Regarding a couple of recent posts here by James from Folsom and the Nihilist in Golf Pants, I should make it perfectly clear that if Mitt Romney is the endorsed GOP candidate in 2012 I will vote for him or maybe more accurately against President Obama. It will take some hard core rationalizing (and bourbon) to get me to the point where I can support Romney, but make no mistake about it I will be able to come around to that position. Eventually.
But for now there’s no reason for a conservative to engage in the mental gymnastics and willing suspension of disbelief to jump on the Romney bandwagon. There’s still time for us to explore alternatives and we should not be limited in our approach to that. Herman Cain doesn’t have the experience. Newt Gingrich couldn’t get elected. Really? It’s easy to write off the other candidates in the race and accept the depressing reality of Romney. Too many Republicans seem to have already done that and are walking around with heads low and shoulders shrugging saying , “I guess he’s really the only choice we have now.”
Balderdash. There will be time a plenty for us to figure out how we’re going to love the one we’re with later if Romney is indeed the nominee. Until then, we need to quit buying into the notion that it’s all but a done deal and we need to start coming together around Romney. That seems to the line that many among the Republican establishment are trying to peddle. Now is the time for good little Republicans to fall in line behind the presumptive nominee. You know, the guy who “looks presidential” and whose "turn has come"?
I say not so fast. Let’s make sure that we really understand the true strengths and weaknesses of the candidates and not just those that have been given attention through the narrow prism of the debates. Let’s make sure that before we settle for Romney, we don’t look past others who might not only make a better nominee, but a better president if they were elected. The field is still open. Let’s play it a bit more while we can.
UPDATE- Ramesh Ponnuru on why the Republican establishment prevails in the primaries:
Romney’s strength may seem puzzling. He is running as the establishment candidate: the one favored by the party apparatus, the big donors, the Republicans who care more about the party’s power than about ideology. We have been told again and again that the Republican rank and file is more hostile than ever to the party’s establishment, which they regard as a collection of sellouts. So how can Romney be on track to win the nomination?
The answer is that the Republican establishment almost always wins presidential-nomination contests, and conservative insurgents almost never do. Since 1984, nobody substantially to the right of the party establishment has won the nomination. Make a mental list of the last four Republican nominees -- George H.W. Bush, Bob Dole, George W. Bush and John McCain -- and the notion of a Romney victory in the primaries becomes less surprising.
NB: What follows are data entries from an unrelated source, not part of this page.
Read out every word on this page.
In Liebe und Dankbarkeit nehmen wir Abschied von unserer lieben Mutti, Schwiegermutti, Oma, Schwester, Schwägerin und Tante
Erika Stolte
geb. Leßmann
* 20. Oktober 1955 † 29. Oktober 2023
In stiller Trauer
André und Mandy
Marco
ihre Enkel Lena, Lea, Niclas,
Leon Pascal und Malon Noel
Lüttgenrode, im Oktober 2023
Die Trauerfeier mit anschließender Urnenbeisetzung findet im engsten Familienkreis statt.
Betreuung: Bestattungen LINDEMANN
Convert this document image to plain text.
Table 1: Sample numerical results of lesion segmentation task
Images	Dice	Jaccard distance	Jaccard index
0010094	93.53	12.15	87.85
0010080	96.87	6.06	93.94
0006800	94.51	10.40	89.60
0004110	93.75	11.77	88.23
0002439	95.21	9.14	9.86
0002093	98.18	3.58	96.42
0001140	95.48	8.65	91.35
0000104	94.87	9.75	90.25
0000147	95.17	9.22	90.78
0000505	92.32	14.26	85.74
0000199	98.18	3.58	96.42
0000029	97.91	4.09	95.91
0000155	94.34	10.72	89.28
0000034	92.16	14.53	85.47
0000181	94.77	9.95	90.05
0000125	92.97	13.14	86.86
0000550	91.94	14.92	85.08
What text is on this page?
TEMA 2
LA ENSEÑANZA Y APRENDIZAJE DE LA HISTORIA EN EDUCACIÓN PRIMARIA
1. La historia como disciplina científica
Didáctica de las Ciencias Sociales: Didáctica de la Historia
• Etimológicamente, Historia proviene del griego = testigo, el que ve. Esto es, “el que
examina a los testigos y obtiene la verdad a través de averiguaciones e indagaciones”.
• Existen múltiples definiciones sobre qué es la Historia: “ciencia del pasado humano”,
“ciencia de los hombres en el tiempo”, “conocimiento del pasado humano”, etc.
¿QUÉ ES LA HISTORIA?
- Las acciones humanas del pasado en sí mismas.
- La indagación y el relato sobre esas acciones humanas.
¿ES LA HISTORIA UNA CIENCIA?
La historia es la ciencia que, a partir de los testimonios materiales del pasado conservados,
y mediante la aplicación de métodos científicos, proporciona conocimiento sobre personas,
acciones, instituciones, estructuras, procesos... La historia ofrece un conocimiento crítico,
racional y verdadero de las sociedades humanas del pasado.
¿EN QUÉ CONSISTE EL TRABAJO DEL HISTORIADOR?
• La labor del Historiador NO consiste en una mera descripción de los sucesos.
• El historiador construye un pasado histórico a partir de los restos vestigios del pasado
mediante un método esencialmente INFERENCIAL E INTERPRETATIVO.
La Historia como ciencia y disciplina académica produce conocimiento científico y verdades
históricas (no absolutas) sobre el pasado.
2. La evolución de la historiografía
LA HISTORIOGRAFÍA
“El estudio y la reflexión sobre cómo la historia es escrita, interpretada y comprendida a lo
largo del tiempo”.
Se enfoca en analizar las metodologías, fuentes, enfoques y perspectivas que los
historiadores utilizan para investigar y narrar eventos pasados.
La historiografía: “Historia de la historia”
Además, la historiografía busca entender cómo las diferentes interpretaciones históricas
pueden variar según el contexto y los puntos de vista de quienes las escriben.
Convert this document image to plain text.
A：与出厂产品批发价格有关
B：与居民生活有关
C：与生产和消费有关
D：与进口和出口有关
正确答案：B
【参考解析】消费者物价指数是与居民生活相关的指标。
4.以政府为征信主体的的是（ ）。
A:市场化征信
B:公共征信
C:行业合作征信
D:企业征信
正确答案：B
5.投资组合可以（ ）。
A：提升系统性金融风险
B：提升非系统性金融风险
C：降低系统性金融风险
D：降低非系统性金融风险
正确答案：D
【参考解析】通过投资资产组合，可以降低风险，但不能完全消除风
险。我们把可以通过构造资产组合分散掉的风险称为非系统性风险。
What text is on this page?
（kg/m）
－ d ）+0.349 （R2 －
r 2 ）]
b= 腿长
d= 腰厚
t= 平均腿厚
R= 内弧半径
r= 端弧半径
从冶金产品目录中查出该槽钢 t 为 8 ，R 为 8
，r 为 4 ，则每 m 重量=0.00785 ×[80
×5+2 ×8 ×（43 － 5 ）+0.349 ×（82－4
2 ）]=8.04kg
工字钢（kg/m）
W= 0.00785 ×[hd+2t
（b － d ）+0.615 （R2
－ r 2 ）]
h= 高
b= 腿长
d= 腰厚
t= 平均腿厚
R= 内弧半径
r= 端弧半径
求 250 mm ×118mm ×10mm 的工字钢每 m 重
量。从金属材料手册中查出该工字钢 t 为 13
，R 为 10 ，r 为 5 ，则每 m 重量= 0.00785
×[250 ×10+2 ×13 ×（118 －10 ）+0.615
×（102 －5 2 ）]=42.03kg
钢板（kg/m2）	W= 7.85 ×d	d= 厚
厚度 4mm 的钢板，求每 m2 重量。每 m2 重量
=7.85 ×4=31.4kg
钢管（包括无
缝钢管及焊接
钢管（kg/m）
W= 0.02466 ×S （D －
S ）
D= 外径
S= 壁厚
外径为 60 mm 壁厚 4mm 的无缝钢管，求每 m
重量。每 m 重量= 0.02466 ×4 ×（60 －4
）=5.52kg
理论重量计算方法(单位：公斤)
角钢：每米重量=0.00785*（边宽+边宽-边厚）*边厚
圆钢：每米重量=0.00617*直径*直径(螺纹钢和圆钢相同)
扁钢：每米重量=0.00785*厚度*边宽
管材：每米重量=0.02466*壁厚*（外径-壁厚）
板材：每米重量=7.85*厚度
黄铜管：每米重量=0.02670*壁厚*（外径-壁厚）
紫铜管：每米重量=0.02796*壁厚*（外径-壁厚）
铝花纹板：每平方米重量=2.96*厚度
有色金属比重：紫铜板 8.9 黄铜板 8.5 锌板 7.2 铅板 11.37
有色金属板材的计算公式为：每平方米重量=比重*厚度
Establishment-oriented candidates keep winning for two reasons. The first is that the party establishment has moved to the right, too, co-opting conservatives who might otherwise have overthrown it.
*****
The second reason the establishment wins is that its opponents never unify behind another candidate. In 1988, conservatives who couldn’t support the establishment candidates split three ways. Pat Robertson ran as the social-conservative champion; Pete du Pont as the voice of economic libertarians; and Jack Kemp as the “movement conservative” who could unite both groups. The same pattern held in the next open nomination contest, in 1996, with Pat Buchanan, Steve Forbes and Phil Gramm playing these roles. Neither the social conservatives nor the economic libertarians could win the nomination on their own, but their attempt to do so made it impossible to assemble a winning coalition combining the most conservative elements of the party.